Faheem and Anish Go to Hollywood
They came. They filmed. They conquered.
They are Faheem Ahmed ’09 and Anish Patel ’09, who entered the “Oscar Correspondent Contest” sponsored by MTV’s 24-hour college network and the Academy of Motion Picture Arts and Sciences. The prize was the chance to hobnob with the stars on the red carpet while serving as special mtvU correspondents for the Academy Awards ceremony. All they had to do to win was impress film professionals and a huge, video-savvy audience.
The competition called for teams of two student journalists to submit short videos explaining why they would make great correspondents for the 81st Academy Awards. Ten semifinalist teams were selected, and online voters narrowed the list to three and finally selected Ahmed and Patel as the winners.
The duo knew they’d be up against some tough competition, so they pulled out their unconventional wisdom to create a two-minute video essay that broke the mold of typical contest entries in which hopefuls list reasons they should be chosen. Ahmed suited up in a tuxedo, grabbed a microphone and began interviewing other Rice students, who acted as celebrities.
“Most of it was improv,” Ahmed said. “Anish and I would see someone we knew on campus, grab them and explain to them quickly what we were doing. Then we’d come up with a celebrity for them to be and go from there. Everyone was happy to help.”
The finalists were then asked to do a short follow-up video about people they were looking forward to meeting at the Oscars. While the other contestants listed celebrity names, the Rice students used a Bollywood-style dance number to show their hopes of meeting the cast of “Slumdog Millionaire,” the Oscar-winning film set in Mumbai, India.
“I can’t wait to ask the directors how they take the written word and turn it into a motion picture,” Ahmed said before leaving for his assignment. “But we’re also excited to ask actress Freida Pinto if she’s single — you know, get answers to the important questions.” Pinto was lead actress in “Slumdog Millionaire.”
A trip to the 81st Academy Awards might not be a professional milestone for most premed students, but Ahmed and Patel, both members of the highly selective Rice University/Baylor College of Medicine Medical Scholars Program, are anything but conventional.
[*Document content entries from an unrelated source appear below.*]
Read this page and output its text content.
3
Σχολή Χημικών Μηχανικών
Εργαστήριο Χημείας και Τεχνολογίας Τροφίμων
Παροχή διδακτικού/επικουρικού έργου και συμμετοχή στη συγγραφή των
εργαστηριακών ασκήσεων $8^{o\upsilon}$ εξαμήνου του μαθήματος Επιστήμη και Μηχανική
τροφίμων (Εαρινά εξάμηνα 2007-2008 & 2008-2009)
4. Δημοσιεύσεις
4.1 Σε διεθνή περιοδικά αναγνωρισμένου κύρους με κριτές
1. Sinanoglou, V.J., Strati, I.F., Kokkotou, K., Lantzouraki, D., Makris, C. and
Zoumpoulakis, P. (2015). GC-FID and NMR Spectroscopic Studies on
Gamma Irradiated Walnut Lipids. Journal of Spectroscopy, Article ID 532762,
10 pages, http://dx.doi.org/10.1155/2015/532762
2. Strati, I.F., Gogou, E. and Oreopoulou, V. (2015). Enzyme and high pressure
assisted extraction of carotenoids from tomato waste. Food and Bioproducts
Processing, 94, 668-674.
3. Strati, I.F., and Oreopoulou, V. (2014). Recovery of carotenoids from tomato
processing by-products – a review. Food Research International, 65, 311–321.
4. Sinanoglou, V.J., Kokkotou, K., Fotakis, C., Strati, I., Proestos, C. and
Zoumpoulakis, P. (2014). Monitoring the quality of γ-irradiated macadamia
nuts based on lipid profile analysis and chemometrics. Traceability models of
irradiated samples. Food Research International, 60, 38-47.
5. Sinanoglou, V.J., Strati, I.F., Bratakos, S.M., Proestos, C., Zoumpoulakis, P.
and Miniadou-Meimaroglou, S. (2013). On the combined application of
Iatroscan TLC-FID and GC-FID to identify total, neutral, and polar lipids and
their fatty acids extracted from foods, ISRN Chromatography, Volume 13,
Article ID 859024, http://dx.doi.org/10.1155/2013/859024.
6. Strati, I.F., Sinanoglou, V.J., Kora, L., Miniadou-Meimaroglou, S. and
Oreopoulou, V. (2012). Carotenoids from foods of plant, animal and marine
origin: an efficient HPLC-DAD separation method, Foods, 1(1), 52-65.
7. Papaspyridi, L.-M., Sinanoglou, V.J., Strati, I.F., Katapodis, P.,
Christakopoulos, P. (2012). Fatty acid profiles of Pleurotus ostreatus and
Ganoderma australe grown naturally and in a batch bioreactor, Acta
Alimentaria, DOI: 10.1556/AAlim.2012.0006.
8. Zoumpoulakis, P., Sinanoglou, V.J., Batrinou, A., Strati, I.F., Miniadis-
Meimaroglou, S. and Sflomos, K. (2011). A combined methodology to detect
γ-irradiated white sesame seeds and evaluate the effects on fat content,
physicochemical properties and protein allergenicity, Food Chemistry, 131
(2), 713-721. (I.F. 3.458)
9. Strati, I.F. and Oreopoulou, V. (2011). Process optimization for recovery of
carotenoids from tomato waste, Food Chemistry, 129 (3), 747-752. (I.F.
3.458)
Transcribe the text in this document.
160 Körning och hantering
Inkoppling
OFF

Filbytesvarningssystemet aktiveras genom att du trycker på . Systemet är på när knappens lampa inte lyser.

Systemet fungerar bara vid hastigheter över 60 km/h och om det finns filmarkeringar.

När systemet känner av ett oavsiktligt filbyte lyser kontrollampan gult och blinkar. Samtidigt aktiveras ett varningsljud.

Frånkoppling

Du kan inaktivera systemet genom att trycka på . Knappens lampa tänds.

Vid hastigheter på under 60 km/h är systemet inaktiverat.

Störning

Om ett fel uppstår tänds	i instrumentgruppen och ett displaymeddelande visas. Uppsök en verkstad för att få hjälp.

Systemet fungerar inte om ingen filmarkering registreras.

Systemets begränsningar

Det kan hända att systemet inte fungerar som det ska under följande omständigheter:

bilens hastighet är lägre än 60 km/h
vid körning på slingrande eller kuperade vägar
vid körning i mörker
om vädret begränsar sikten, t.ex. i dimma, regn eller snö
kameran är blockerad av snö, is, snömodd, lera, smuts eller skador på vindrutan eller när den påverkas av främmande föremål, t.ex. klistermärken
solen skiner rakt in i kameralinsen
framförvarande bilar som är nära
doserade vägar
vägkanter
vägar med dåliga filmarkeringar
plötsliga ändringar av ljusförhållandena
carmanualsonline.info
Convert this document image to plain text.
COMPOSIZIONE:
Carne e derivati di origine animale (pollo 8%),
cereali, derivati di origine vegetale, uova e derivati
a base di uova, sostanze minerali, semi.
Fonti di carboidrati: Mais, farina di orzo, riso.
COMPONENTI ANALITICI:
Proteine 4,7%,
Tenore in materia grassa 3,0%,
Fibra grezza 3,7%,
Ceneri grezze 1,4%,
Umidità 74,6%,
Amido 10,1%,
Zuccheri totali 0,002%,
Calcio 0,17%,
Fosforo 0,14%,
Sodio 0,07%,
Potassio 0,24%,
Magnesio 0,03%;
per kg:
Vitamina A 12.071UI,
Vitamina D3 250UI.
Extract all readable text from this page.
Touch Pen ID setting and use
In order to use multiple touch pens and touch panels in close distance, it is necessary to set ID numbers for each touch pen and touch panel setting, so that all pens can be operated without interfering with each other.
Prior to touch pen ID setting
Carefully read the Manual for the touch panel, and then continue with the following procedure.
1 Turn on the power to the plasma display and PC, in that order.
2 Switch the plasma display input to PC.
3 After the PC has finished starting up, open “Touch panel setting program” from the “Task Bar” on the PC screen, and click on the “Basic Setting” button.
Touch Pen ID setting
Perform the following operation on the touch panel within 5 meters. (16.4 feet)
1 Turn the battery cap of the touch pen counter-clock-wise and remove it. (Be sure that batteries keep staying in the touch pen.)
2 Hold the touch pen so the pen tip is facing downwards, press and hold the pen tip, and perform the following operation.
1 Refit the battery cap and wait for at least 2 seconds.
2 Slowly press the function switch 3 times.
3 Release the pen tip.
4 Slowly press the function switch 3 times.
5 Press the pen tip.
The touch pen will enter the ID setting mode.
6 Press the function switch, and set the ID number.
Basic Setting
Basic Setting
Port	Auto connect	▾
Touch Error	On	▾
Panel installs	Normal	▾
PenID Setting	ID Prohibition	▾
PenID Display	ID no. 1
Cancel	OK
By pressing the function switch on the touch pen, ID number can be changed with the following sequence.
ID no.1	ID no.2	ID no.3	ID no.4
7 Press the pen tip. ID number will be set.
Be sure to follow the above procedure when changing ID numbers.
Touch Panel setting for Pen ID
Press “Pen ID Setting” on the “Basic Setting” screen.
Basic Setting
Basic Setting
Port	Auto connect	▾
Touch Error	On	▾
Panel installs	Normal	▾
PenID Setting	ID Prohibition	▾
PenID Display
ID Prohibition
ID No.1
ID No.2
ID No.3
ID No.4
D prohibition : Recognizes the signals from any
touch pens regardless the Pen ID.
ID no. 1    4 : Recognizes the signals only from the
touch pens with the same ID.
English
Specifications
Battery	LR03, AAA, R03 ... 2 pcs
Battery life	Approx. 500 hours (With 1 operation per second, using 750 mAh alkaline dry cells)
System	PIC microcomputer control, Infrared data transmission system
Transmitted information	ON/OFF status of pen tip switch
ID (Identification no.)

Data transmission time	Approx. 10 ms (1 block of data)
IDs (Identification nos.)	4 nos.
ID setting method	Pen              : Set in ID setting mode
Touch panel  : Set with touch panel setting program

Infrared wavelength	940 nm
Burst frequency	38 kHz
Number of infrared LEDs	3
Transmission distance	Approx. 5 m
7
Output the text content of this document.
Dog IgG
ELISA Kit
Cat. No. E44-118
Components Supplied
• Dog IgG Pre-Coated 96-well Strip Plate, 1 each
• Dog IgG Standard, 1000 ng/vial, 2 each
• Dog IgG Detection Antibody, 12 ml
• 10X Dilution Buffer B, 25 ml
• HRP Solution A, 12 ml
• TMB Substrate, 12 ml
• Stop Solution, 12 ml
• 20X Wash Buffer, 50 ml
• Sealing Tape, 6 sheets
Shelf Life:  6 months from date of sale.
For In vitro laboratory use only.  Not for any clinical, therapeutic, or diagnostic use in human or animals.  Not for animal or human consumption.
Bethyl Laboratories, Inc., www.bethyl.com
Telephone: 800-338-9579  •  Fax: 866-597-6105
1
Their love for medicine is matched perhaps only by their love for entertaining others. Actively involved in Rice Sketch Comedy and the South Asian Society, both students dream of going to medical school, practicing medicine and then becoming medical correspondents.
“This experience gave us a glimpse into how the media influences people,” Patel said. “We would like to use that influence to help and entertain people.”
“I don’t know if I’d say it changed my life,” Ahmed said, “but it definitely impacted my career path.”
Did they accomplish their objective of meeting the cast of “Slumdog Millionaire”?
“Interviewing them was definitely the most memorable part of the night,” Patel said. “Their story is incredible. Not just the movie, but also the people who played those characters. It’s probably the biggest transition ever seen at the Oscars — from the slums of Mumbai to the red carpet of Hollywood.”
“The kids were my favorite because they were the most genuine and were so excited to be there,” Ahmed said. “Like us, it was their first time on the red carpet. They reflected a lot of what we were feeling — that happiness and excitement, that ‘I can’t believe this is happening to me.’”
Ahmed and Patel asked the children to show them some dances, but unfortunately, that didn’t help them win the affections of Freida Pinto.
“I blurted out, ‘I’m in love with you,’” Ahmed recalled. “But then I turned to Dev Patel [the film’s male lead] and told him I felt the same way about him. You know, I had to cover my tracks.”
Among others they got to meet were Danny Boyle, Frank Langella, Danny Glover, Marisa Tomei, Anthony Hopkins, Queen Latifa and Baz Luhrmann. They also got to interview Oscar winners in the backstage pressroom and attend the Governor’s Ball.
“It was exciting to see how it feels to be a celebrity,” Patel said, “but I definitely want to do something behind the camera. My real passion is writing.”
“I love everything about the camera,” Ahmed said. “Being in front of it or behind it, I love it. This experience made me realize I can’t discount my passion for journalism. Instead, I’ll have to find an entertaining way to do both that and medicine.”
So, could the duo take to the red carpet as Oscar hopefuls themselves?
“We definitely would want to keep medicine as our focus, but who’s to say we won’t incorporate that in some way to make something Academy Award–worthy?” Patel said. “Maybe it’s not probable. But, then again, it wasn’t probable that two students from Rice — a small private school without a journalism program — would win a contest for student journalists.”